Truth is I found it easier than keeping up with current events. I can't do that anymore.
It's ridiculous really; what I was doing was pretending, more like lying to myself.
If I don't watch the news and stay out of serious conversations maybe my world would remain unaffected.
I can't just pop my head out when the weather looks safe and promising. No, I can't live in my bubble anymore.
Yes, the world we live in is ugly, full of violence and crime. It seems senseless that innocent people are dying daily.
I vow to acknowledge the darkness we reside in by becoming a solider of light.
Let me educate myself with its ugly ways and use that power to help clean it up.
Running away from my responsibilities is no longer an option. What counts now is this moment on.
The more time I spend reading the newspaper, checking newsfeed updates and listening to NPR, I realize surviving these hard times means tuning in and staying aware.
I must gather my tools, take to heart the lessons of my professors, keep myself surround with young ambitious peers and pull from everyone I encounter.
We are the generation that matter because we are the here and now. Let us too pay tribute to those who paved our way.
No one is perfect, but I WANT TO TRY.
I want to stop judging others for their differences and spend more time treating people with respect and show the world more love.

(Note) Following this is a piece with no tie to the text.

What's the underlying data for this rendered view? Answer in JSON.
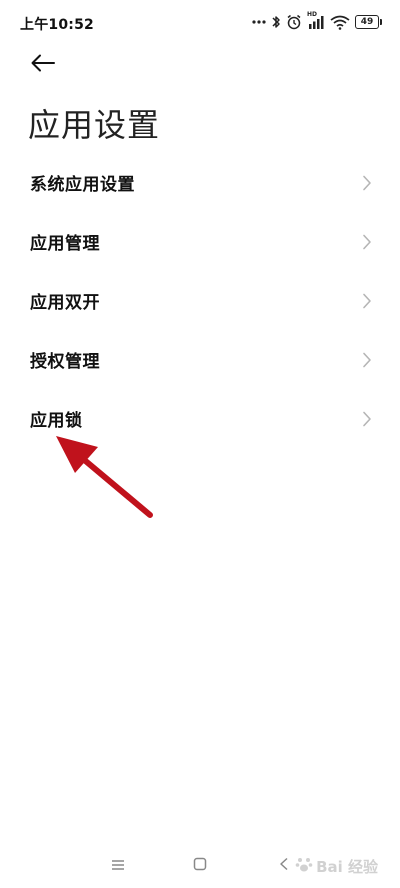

I didn't set any New Year resolutions. Why should I, I thought, 2012 and the end of time, so childish.
Well here's one now: I will wake up every morning more thankful and see the glass half full.
I will not procrastinate because I know now that I am a part of a bigger picture and that my delay affects those around me too.
I will not put others down or speak ill of my neighbors, nor will I listen to others bash each other.
I will try to be more helpful and understanding because someone else along the way has and will continue to show me the courtesy of patience.
I could go on and on, but simplistically put, I will strive to be a better person and just.
I don't know where I get my arrogance, or why I feel so self-entitled. The truth is I am the person I am today (my good qualities) because someone else took time out of their life to help mold me.
I am a direct result of teachers, family members, friends, co-workers, religious beliefs etc.
We've all heard the cliché, life is short. Yeah so, then maybe every second should count.
I want to thank those who keep me in-check and continue to positively affect my life and hope that one day
I too may be a person of influence to someone.
And why the sudden thought? Because I NOW watch the news, because I can no longer live in my own world or stay ignorant in the dark.